First, we evaluate the radiation flux and the mean intensity at each vertex with the presented formula. Then, we interpolate these to the cell surface and the cell centre, respectively, as:

$\displaystyle F_{x(i+1/2,j,k)}=\frac{1}{4}($	$\displaystyle F_{x(i+1/2,j+1/2,k+1/2)}$
$\displaystyle+$	$\displaystyle F_{x(i+1/2,j+1/2,k-1/2)}$
$\displaystyle+$	$\displaystyle F_{x(i+1/2,j-1/2,k+1/2)}$
$\displaystyle+$	$\displaystyle F_{x(i+1/2,j-1/2,k-1/2)}),$	(19)
$\displaystyle F_{y(i,j+1/2,k)}=\frac{1}{4}($	$\displaystyle F_{y(i+1/2,j+1/2,k+1/2)}$
$\displaystyle+$	$\displaystyle F_{y(i+1/2,j+1/2,k-1/2)}$
$\displaystyle+$	$\displaystyle F_{y(i-1/2,j+1/2,k+1/2)}$
$\displaystyle+$	$\displaystyle F_{y(i-1/2,j+1/2,k-1/2)}),$	(20)
$\displaystyle F_{z(i,j,k+1/2)}=\frac{1}{4}($	$\displaystyle F_{z(i+1/2,j+1/2,k+1/2)}$
$\displaystyle+$	$\displaystyle F_{z(i+1/2,j-1/2,k+1/2)}$
$\displaystyle+$	$\displaystyle F_{z(i-1/2,j+1/2,k+1/2)}$
$\displaystyle+$	$\displaystyle F_{z(i-1/2,j-1/2,k+1/2)}),$	(21)

and

$\displaystyle J_{i,j,k}=\frac{1}{8}($	$\displaystyle J_{i+1/2,j+1/2,k+1/2}+J_{i+1/2,j+1/2,k-1/2}$
$\displaystyle+$	$\displaystyle J_{i+1/2,j-1/2,k+1/2}+J_{i+1/2,j-1/2,k-1/2}$
$\displaystyle+$	$\displaystyle J_{i-1/2,j+1/2,k+1/2}+J_{i-1/2,j+1/2,k-1/2}$
$\displaystyle+$	$\displaystyle J_{i-1/2,j-1/2,k+1/2}+J_{i-1/2,j-1/2,k-1/2}).$	(22)

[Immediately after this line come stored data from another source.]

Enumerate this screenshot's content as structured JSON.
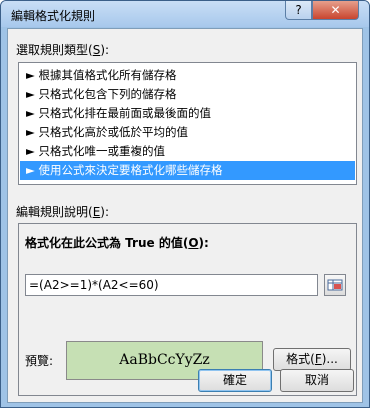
{
  "window": {
    "title": "編輯格式化規則",
    "help": "?",
    "close": "✕"
  },
  "rule_type": {
    "label": "選取規則類型(",
    "accel": "S",
    "label_end": "):",
    "items": [
      "► 根據其值格式化所有儲存格",
      "► 只格式化包含下列的儲存格",
      "► 只格式化排在最前面或最後面的值",
      "► 只格式化高於或低於平均的值",
      "► 只格式化唯一或重複的值",
      "► 使用公式來決定要格式化哪些儲存格"
    ],
    "selected_index": 5
  },
  "description": {
    "label": "編輯規則說明(",
    "accel": "E",
    "label_end": "):",
    "formula_label": "格式化在此公式為 True 的值(",
    "formula_accel": "O",
    "formula_label_end": "):",
    "formula_value": "=(A2>=1)*(A2<=60)",
    "preview_label": "預覽:",
    "preview_text": "AaBbCcYyZz",
    "preview_color": "#c6e0b4",
    "format_button": "格式(",
    "format_accel": "F",
    "format_button_end": ")..."
  },
  "buttons": {
    "ok": "確定",
    "cancel": "取消"
  }
}
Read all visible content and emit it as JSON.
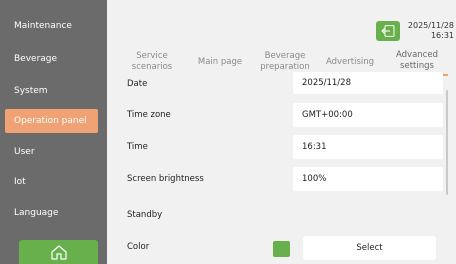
{
  "sidebar": {
    "items": [
      {
        "label": "Maintenance"
      },
      {
        "label": "Beverage"
      },
      {
        "label": "System"
      },
      {
        "label": "Operation panel"
      },
      {
        "label": "User"
      },
      {
        "label": "Iot"
      },
      {
        "label": "Language"
      }
    ],
    "active_color": "#f0a275"
  },
  "header": {
    "date": "2025/11/28",
    "time": "16:31",
    "tabs": [
      {
        "label": "Service scenarios"
      },
      {
        "label": "Main page"
      },
      {
        "label": "Beverage preparation"
      },
      {
        "label": "Advertising"
      },
      {
        "label": "Advanced settings"
      }
    ],
    "active_tab": "Advanced settings"
  },
  "settings": {
    "date": {
      "label": "Date",
      "value": "2025/11/28"
    },
    "timezone": {
      "label": "Time zone",
      "value": "GMT+00:00"
    },
    "time": {
      "label": "Time",
      "value": "16:31"
    },
    "brightness": {
      "label": "Screen brightness",
      "value": "100%"
    },
    "standby": {
      "label": "Standby"
    },
    "color": {
      "label": "Color",
      "swatch": "#68b04b",
      "select_label": "Select"
    }
  },
  "icons": {
    "exit": "exit-icon",
    "home": "home-icon"
  },
  "colors": {
    "accent": "#f0a275",
    "green": "#68b04b",
    "sidebar": "#6b6b6b"
  }
}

Then, the radiative heating is calculated as

	$\displaystyle Q_{F}=$	$\displaystyle-\nabla\cdot\bm{F}$		(23)
	$\displaystyle Q_{J}=$	$\displaystyle 4\pi\kappa\rho\left(J-S\right).$		(24)

We follow the method suggested by Bruls et al. (1999) for evaluating the radiative heating $Q_{\mathrm{rad}}$ as:

\displaystyle Q_{\mathrm{rad}}=Q_{J}\exp\left(-\frac{\tau}{-\tau_{0}}\right)+Q_{F}\left[1-\exp\left(-\frac{\tau}{\tau_{0}}\right)\right],

(25)

where $\tau$ is the optical depth measured from the top boundary and $\tau_{0}=0.1$ . In an optically thick layer, $J$ and $S$ take similar values and thus the accuracy of $Q_{J}$ decreases. The radiative flux in the optically thick layer is almost vertical, and $Q_{F}$ keeps the accuracy. Thus, we adopt $Q_{F}$ there. In contrast, the radiative flux in an optically thin layer becomes more isotropic; the orientation of the flux influences the radiative heating significantly. Therefore, in an optically thin layer, we adopt $Q_{J}$ instead.